It pays to get a college or university degree, and it really pays to get that degree in engineering, business administration, health or the physical sciences.
That’s the conclusion of a Statistics Canada study that followed the lives of 15,166 Canadians over a 20-year period. The study, based on material from the census, looked at employment earnings of college and university graduates from 1991 through until 2010.
- Nursing, pharmacy jobs plentiful, but engineers earn more
- Dire job prospects for youth can't be solved with education alone
Among the most reliable fields for high earnings was engineering, where men with a university degree in the field earned $1.84 million over the 20 years and men with a college degree earned $1.24 million. By 2010, the final year of the study, university educated male engineers were earning about $105,300 annually.

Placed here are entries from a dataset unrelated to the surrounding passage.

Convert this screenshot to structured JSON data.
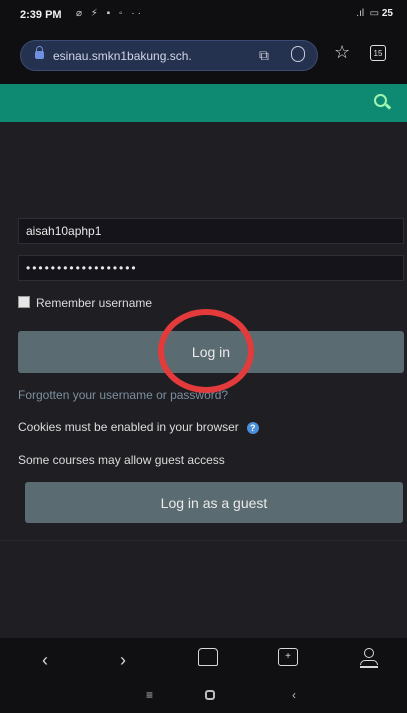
{
  "status_bar": {
    "time": "2:39 PM",
    "left_icons": "⌀ ⚡ ▪ ◦ ··",
    "signal": ".ıl",
    "battery": "25"
  },
  "browser": {
    "url": "esinau.smkn1bakung.sch.",
    "tab_count": "15"
  },
  "login_form": {
    "username_value": "aisah10aphp1",
    "password_value": "••••••••••••••••••",
    "remember_label": "Remember username",
    "login_button": "Log in",
    "forgot_link": "Forgotten your username or password?",
    "cookies_note": "Cookies must be enabled in your browser",
    "guest_note": "Some courses may allow guest access",
    "guest_button": "Log in as a guest"
  },
  "nav": {
    "back": "‹",
    "forward": "›",
    "tabs": "+"
  },
  "system_nav": {
    "recents": "≡",
    "back": "‹"
  },
  "colors": {
    "header": "#0f8a72",
    "button": "#5b6b72",
    "annotation_circle": "#e33b3b"
  }
}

Women in the same field, and in every field, earned considerably less, about $972,600 over the 20 years for women with a bachelor’s degree in engineering. By 2010, female engineers earned an average of $56,400.
- A challenge to doubters: university degree is worth more than a college diploma
For women, the most reliable degree for boosting their income was business administration, as those with a bachelor’s degree earned a cumulative average of $1.17 million and annual earnings hit $73,200 by 2010.

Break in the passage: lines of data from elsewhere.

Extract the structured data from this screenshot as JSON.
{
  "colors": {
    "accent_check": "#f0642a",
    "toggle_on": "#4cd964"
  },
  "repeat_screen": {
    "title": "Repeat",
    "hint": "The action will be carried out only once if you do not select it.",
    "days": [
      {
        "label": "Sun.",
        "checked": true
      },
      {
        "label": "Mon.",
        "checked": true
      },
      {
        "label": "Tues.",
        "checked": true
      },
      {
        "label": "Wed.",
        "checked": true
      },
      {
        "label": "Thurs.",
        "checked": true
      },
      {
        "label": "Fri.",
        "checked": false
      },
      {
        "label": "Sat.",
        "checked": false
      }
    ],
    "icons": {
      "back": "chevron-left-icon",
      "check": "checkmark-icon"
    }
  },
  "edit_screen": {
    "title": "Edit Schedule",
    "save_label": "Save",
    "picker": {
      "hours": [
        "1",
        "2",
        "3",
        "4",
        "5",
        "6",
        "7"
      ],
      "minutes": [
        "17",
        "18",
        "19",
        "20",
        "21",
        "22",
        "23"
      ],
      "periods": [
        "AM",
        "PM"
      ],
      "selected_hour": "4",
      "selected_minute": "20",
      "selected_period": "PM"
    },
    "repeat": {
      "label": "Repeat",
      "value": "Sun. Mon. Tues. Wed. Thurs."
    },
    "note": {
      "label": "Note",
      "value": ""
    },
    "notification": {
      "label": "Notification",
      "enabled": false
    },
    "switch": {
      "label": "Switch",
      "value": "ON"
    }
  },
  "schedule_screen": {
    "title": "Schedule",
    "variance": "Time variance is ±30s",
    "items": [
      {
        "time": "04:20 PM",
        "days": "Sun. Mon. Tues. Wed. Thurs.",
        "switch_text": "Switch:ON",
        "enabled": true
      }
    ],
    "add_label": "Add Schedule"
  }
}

After high school, teenagers are faced with making a decision over whether to continue their education and which field to enter. The study shows that getting more education generally results in financial benefits over the next 20 years.
Wide range of incomes within fields
Within each different field of study there was a wide range of incomes, but the difference between people with a degree and those with high school diplomas was most acute.

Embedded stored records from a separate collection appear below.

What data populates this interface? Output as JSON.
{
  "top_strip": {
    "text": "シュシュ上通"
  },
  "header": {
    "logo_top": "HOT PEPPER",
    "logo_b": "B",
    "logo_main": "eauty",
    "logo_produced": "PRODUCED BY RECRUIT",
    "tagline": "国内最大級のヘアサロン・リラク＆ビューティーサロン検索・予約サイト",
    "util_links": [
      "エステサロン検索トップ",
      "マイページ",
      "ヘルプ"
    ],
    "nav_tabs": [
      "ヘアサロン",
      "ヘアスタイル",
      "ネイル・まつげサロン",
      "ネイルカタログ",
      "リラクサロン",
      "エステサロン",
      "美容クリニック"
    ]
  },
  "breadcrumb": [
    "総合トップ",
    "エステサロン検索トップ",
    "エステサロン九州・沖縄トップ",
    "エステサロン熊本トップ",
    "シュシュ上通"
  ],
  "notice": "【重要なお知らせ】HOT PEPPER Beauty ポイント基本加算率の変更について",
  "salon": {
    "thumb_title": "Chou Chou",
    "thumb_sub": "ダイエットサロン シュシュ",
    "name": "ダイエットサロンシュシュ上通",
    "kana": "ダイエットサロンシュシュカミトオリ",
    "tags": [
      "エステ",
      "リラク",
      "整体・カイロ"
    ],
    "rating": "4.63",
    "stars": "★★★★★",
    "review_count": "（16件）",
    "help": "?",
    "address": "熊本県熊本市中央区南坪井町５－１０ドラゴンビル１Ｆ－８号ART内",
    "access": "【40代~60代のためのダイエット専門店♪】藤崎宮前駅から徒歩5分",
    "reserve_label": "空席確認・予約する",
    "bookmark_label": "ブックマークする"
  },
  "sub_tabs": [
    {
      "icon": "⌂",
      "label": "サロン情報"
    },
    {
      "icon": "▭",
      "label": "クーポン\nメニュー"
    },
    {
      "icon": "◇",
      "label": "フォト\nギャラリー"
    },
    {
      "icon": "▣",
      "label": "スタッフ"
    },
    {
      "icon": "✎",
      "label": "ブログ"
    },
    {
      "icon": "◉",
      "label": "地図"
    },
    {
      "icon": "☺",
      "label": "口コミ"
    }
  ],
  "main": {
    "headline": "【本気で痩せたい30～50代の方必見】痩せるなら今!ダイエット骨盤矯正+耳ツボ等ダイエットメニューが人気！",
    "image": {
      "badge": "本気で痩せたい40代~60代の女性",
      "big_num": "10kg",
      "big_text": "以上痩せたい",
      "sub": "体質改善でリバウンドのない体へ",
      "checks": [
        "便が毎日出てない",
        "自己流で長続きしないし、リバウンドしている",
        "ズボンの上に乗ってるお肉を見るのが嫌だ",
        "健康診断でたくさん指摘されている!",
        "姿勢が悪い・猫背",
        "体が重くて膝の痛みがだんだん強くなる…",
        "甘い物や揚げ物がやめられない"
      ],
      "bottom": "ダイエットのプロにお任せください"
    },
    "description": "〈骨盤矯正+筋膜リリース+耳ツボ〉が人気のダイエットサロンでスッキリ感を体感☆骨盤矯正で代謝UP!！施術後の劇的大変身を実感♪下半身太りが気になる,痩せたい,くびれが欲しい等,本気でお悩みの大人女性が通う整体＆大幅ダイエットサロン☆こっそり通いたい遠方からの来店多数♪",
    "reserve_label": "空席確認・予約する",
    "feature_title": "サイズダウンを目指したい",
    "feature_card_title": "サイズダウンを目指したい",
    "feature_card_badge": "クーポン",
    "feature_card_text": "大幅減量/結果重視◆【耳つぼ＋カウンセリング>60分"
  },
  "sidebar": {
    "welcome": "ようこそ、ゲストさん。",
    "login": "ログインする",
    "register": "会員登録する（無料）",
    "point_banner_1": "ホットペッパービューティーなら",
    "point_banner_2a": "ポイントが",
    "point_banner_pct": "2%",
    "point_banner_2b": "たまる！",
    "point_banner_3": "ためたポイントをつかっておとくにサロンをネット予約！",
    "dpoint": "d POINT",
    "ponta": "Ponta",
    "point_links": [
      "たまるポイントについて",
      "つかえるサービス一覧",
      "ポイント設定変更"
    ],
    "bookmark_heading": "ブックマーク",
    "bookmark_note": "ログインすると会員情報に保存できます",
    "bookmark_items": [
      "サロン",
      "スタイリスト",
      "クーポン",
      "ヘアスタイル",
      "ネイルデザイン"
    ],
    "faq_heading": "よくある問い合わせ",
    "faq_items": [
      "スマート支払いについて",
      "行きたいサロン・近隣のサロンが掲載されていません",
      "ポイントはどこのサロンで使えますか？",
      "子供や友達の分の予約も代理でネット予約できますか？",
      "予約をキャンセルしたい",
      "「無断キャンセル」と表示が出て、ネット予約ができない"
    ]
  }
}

Male bachelor’s degree grads earned about 1.7 times more than male high school graduates, and women with a bachelor’s degree earned 2.1 times more than female high school graduates.
Choosing a field of study will influence lifetime income. For women, the best choices were business administration, health, math and the physical sciences or education, all resulting in cumulative earnings of more than $1 million over a 20-year period.
Women in fine and applied arts earned, by contrast, about $652,100 over the same period.
In addition to engineering, men with bachelor’s degrees earned the most in fields such as business administration, social sciences, health, life sciences and math or the physical sciences (physics, earth sciences and chemistry.)
Men in fine and applied arts, by contrast, earned about $843,900 over the 20-year period after graduation.
|Field of study (bachelor)||Men||Women|
|Fine and applied arts||843,900||652,100|
|Math, physical sciences||1.61M||1.15M|
|All fields (bachelor)||1.52M||972,500|
The report comes out the same day as the World Economic Forum’s annual ranking of countries over the gender gap, as measured by health, education, economic participation and political representation. Canada ranked 19 out of 142 countries.
Iceland, Finland and Norway are at the top of the scale, but Canada is ahead of the U.S., U.K. and Australia.
Canada ranked high on health and education, but rather low on political empowerment because of the small number of women in political office.
The gender gap report estimated Canadian women earned about 72 per cent of men’s income for similar work. But Canadian women had made advances in both their labour force participation rate and their earned income compared to previous years.